Só que mesmo com parte do público se ouriçando com isso, C.B. Cebulski ainda é um nome bastante querido e muito bem recebido pelo roteiristas, artistas, demais colegas de trabalho. Seu antigo erro que pareceu se escalonar demais na perspectiva dos tempos de agora, tem sido visto com certa compreensão pela grande maioria que comemorou a promoção do cargo semana passada. Uma das que se levantou de imediato em defesa de Cebulski foi a editora descendente de paquistaneses imigrados nos EUA, Sana Amanat:

"Esse é um mundo que ele conhece. Ele é uma das minhas pessoas favoritas. Eu acho que muitas pessoas que conhecem o CB irão saber que ele é uma das pessoas com a mentalidade mais global já vista, culturalmente e emocionalmente. Aquele homem viveu no Japão, fala Japonês, e já viveu por todo o mundo. Ele é muito ligado a cultura Japonesa. E eu acho que ele escrevendo, não importa em que tempo foi, foi apenas ele arriscando virar um escritor mais do que qualquer coisa" disse ela ao Channel NewsAsia.

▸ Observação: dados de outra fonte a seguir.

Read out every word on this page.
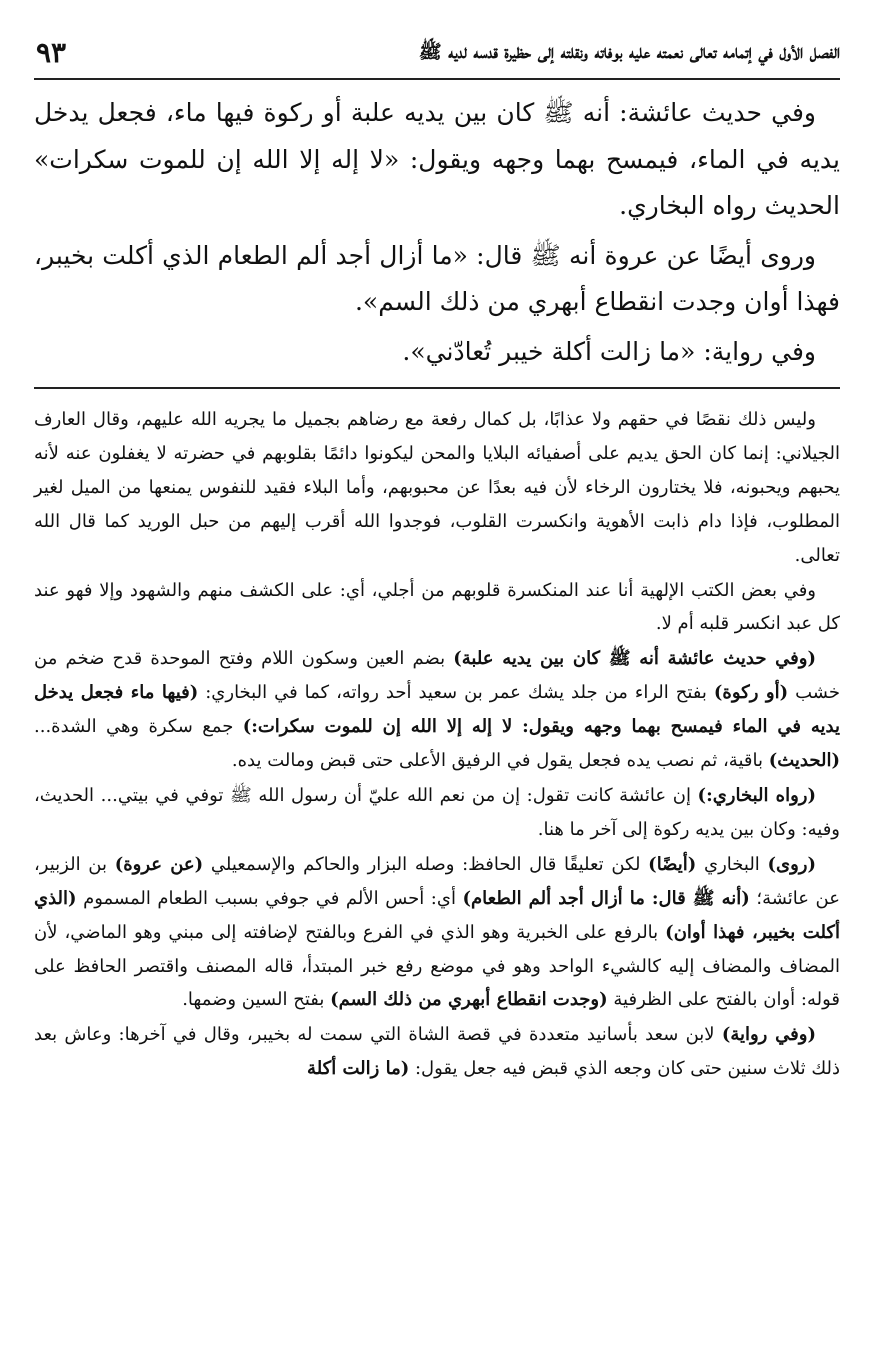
الفصل الأول في إتمامه تعالى نعمته عليه بوفاته ونقلته إلى حظيرة قدسه لديه ﷺ
٩٣

وفي حديث عائشة: أنه ﷺ كان بين يديه علبة أو ركوة فيها ماء، فجعل يدخل يديه في الماء، فيمسح بهما وجهه ويقول: «لا إله إلا الله إن للموت سكرات» الحديث رواه البخاري.

وروى أيضًا عن عروة أنه ﷺ قال: «ما أزال أجد ألم الطعام الذي أكلت بخيبر، فهذا أوان وجدت انقطاع أبهري من ذلك السم».

وفي رواية: «ما زالت أكلة خيبر تُعادّني».

وليس ذلك نقصًا في حقهم ولا عذابًا، بل كمال رفعة مع رضاهم بجميل ما يجريه الله عليهم، وقال العارف الجيلاني: إنما كان الحق يديم على أصفيائه البلايا والمحن ليكونوا دائمًا بقلوبهم في حضرته لا يغفلون عنه لأنه يحبهم ويحبونه، فلا يختارون الرخاء لأن فيه بعدًا عن محبوبهم، وأما البلاء فقيد للنفوس يمنعها من الميل لغير المطلوب، فإذا دام ذابت الأهوية وانكسرت القلوب، فوجدوا الله أقرب إليهم من حبل الوريد كما قال الله تعالى.

وفي بعض الكتب الإلهية أنا عند المنكسرة قلوبهم من أجلي، أي: على الكشف منهم والشهود وإلا فهو عند كل عبد انكسر قلبه أم لا.

(وفي حديث عائشة أنه ﷺ كان بين يديه علبة) بضم العين وسكون اللام وفتح الموحدة قدح ضخم من خشب (أو ركوة) بفتح الراء من جلد يشك عمر بن سعيد أحد رواته، كما في البخاري: (فيها ماء فجعل يدخل يديه في الماء فيمسح بهما وجهه ويقول: لا إله إلا الله إن للموت سكرات:) جمع سكرة وهي الشدة... (الحديث) باقية، ثم نصب يده فجعل يقول في الرفيق الأعلى حتى قبض ومالت يده.

(رواه البخاري:) إن عائشة كانت تقول: إن من نعم الله عليّ أن رسول الله ﷺ توفي في بيتي... الحديث، وفيه: وكان بين يديه ركوة إلى آخر ما هنا.

(روى) البخاري (أيضًا) لكن تعليقًا قال الحافظ: وصله البزار والحاكم والإسمعيلي (عن عروة) بن الزبير، عن عائشة؛ (أنه ﷺ قال: ما أزال أجد ألم الطعام) أي: أحس الألم في جوفي بسبب الطعام المسموم (الذي أكلت بخيبر، فهذا أوان) بالرفع على الخبرية وهو الذي في الفرع وبالفتح لإضافته إلى مبني وهو الماضي، لأن المضاف والمضاف إليه كالشيء الواحد وهو في موضع رفع خبر المبتدأ، قاله المصنف واقتصر الحافظ على قوله: أوان بالفتح على الظرفية (وجدت انقطاع أبهري من ذلك السم) بفتح السين وضمها.

(وفي رواية) لابن سعد بأسانيد متعددة في قصة الشاة التي سمت له بخيبر، وقال في آخرها: وعاش بعد ذلك ثلاث سنين حتى كان وجعه الذي قبض فيه جعل يقول: (ما زالت أكلة
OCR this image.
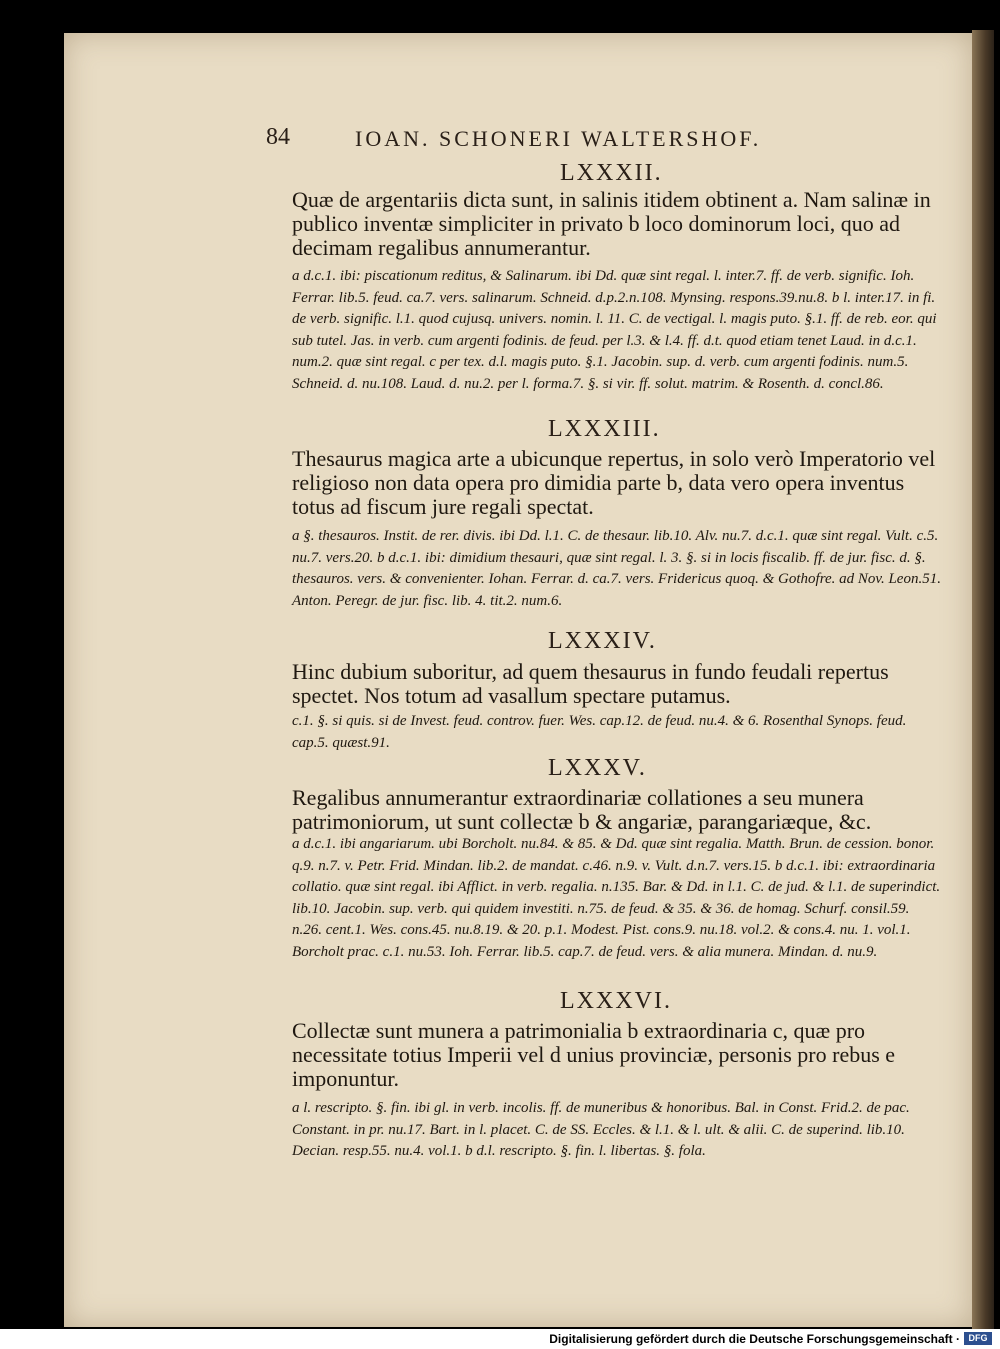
84	IOAN. SCHONERI WALTERSHOF.
LXXXII.
Quæ de argentariis dicta sunt, in salinis itidem obtinent a. Nam salinæ in publico inventæ simpliciter in privato b loco dominorum loci, quo ad decimam regalibus annumerantur.
a d.c.1. ibi: piscationum reditus, & Salinarum. ibi Dd. quæ sint regal. l. inter.7. ff. de verb. signific. Ioh. Ferrar. lib.5. feud. ca.7. vers. salinarum. Schneid. d.p.2.n.108. Mynsing. respons.39.nu.8. b l. inter.17. in fi. de verb. signific. l.1. quod cujusq. univers. nomin. l. 11. C. de vectigal. l. magis puto. §.1. ff. de reb. eor. qui sub tutel. Jas. in verb. cum argenti fodinis. de feud. per l.3. & l.4. ff. d.t. quod etiam tenet Laud. in d.c.1. num.2. quæ sint regal. c per tex. d.l. magis puto. §.1. Jacobin. sup. d. verb. cum argenti fodinis. num.5. Schneid. d. nu.108. Laud. d. nu.2. per l. forma.7. §. si vir. ff. solut. matrim. & Rosenth. d. concl.86.
LXXXIII.
Thesaurus magica arte a ubicunque repertus, in solo verò Imperatorio vel religioso non data opera pro dimidia parte b, data vero opera inventus totus ad fiscum jure regali spectat.
a §. thesauros. Instit. de rer. divis. ibi Dd. l.1. C. de thesaur. lib.10. Alv. nu.7. d.c.1. quæ sint regal. Vult. c.5. nu.7. vers.20. b d.c.1. ibi: dimidium thesauri, quæ sint regal. l. 3. §. si in locis fiscalib. ff. de jur. fisc. d. §. thesauros. vers. & convenienter. Iohan. Ferrar. d. ca.7. vers. Fridericus quoq. & Gothofre. ad Nov. Leon.51. Anton. Peregr. de jur. fisc. lib. 4. tit.2. num.6.
LXXXIV.
Hinc dubium suboritur, ad quem thesaurus in fundo feudali repertus spectet. Nos totum ad vasallum spectare putamus.
c.1. §. si quis. si de Invest. feud. controv. fuer. Wes. cap.12. de feud. nu.4. & 6. Rosenthal Synops. feud. cap.5. quæst.91.
LXXXV.
Regalibus annumerantur extraordinariæ collationes a seu munera patrimoniorum, ut sunt collectæ b & angariæ, parangariæque, &c.
a d.c.1. ibi angariarum. ubi Borcholt. nu.84. & 85. & Dd. quæ sint regalia. Matth. Brun. de cession. bonor. q.9. n.7. v. Petr. Frid. Mindan. lib.2. de mandat. c.46. n.9. v. Vult. d.n.7. vers.15. b d.c.1. ibi: extraordinaria collatio. quæ sint regal. ibi Afflict. in verb. regalia. n.135. Bar. & Dd. in l.1. C. de jud. & l.1. de superindict. lib.10. Jacobin. sup. verb. qui quidem investiti. n.75. de feud. & 35. & 36. de homag. Schurf. consil.59. n.26. cent.1. Wes. cons.45. nu.8.19. & 20. p.1. Modest. Pist. cons.9. nu.18. vol.2. & cons.4. nu. 1. vol.1. Borcholt prac. c.1. nu.53. Ioh. Ferrar. lib.5. cap.7. de feud. vers. & alia munera. Mindan. d. nu.9.
LXXXVI.
Collectæ sunt munera a patrimonialia b extraordinaria c, quæ pro necessitate totius Imperii vel d unius provinciæ, personis pro rebus e imponuntur.
a l. rescripto. §. fin. ibi gl. in verb. incolis. ff. de muneribus & honoribus. Bal. in Const. Frid.2. de pac. Constant. in pr. nu.17. Bart. in l. placet. C. de SS. Eccles. & l.1. & l. ult. & alii. C. de superind. lib.10. Decian. resp.55. nu.4. vol.1. b d.l. rescripto. §. fin. l. libertas. §. fola.
Digitalisierung gefördert durch die Deutsche Forschungsgemeinschaft · DFG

"Claro que eu acho que temos que ser muito sensitivos sobre questões de apropriação cultural e whitewashing, mas eu também acho fundamentalmente que, se temos a oportunidade de criar mais consciência sobre um tipo particular de personagem, seja ele um personagem asiático ou um personagem negro, que isso seja nosso objetivo principal. Conta uma história que seja autêntica, honesta, diversidade e verdadeira o possível sobre esse personagem. Pois é isso que vai realmente criar a consciência sobre um grupo cultural em particular. É claro que nós queremos também autenticidade cultural e ter certeza de que eles estão chamando essas pessoas nos bastidores, mas primariamente nosso objetivo é ter esse tipo de personagens por aí".

Para citar um exemplo do seu ponto de vista, ela citou Brian Michael Bendis que criou personagens como o Miles Morales e a Riri Williams na intenção de ampliar a diversidade na editora. "Temos que parar de dispensar pessoas quando elas querem poder promover isso. Porque senão iremos criar um linha cultural grande e profunda de tal jeito que serão de lados antagônicos. Temos que começar a aprender a nos comunicar e deixar de ser tão raivosos".



Como citei em parte do texto, essa história acabou tomando ares muito maiores ao ser dimensionada como se acontecesse nos dias de hoje. Sendo um aspirante a escritor que ainda pretendia se manter no seu emprego e não se arriscar totalmente, é inegável que C.B. acabou cometendo um erro e pagou pela sua imaturidade como o próprio já disse. Se ele podia compensar de alguma forma por ter usado inadvertidamente um título que lhe era indevido, certamente seria da maneira que o fez - indo mundo afora em diversos países dos mais distantes continentes e buscando esses roteiristas e desenhistas não-americanos e levá-los a empresa. Nessa balança, não só a mim, mas para qualquer um é fácil avaliar o quanto C.B. contribuiu para deixar o corpo criativo das publicações Marvel mais diversificado. Nessa análise, infelizmente, alguns veículos acabam colocando de lado tudo isso na hora de incendiar a questão como foi o próprio caso do Bleeding Cool.

De qualquer forma, diferente do que muitos acham que foi um mal começo pra um novo Editor-Chefe, acho que resolver questões antigas e por os pratos limpos é na verdade um bom início nesta sua nova fase. Os desafios de C.B. a partir de agora são muito maiores do que isso, certamente.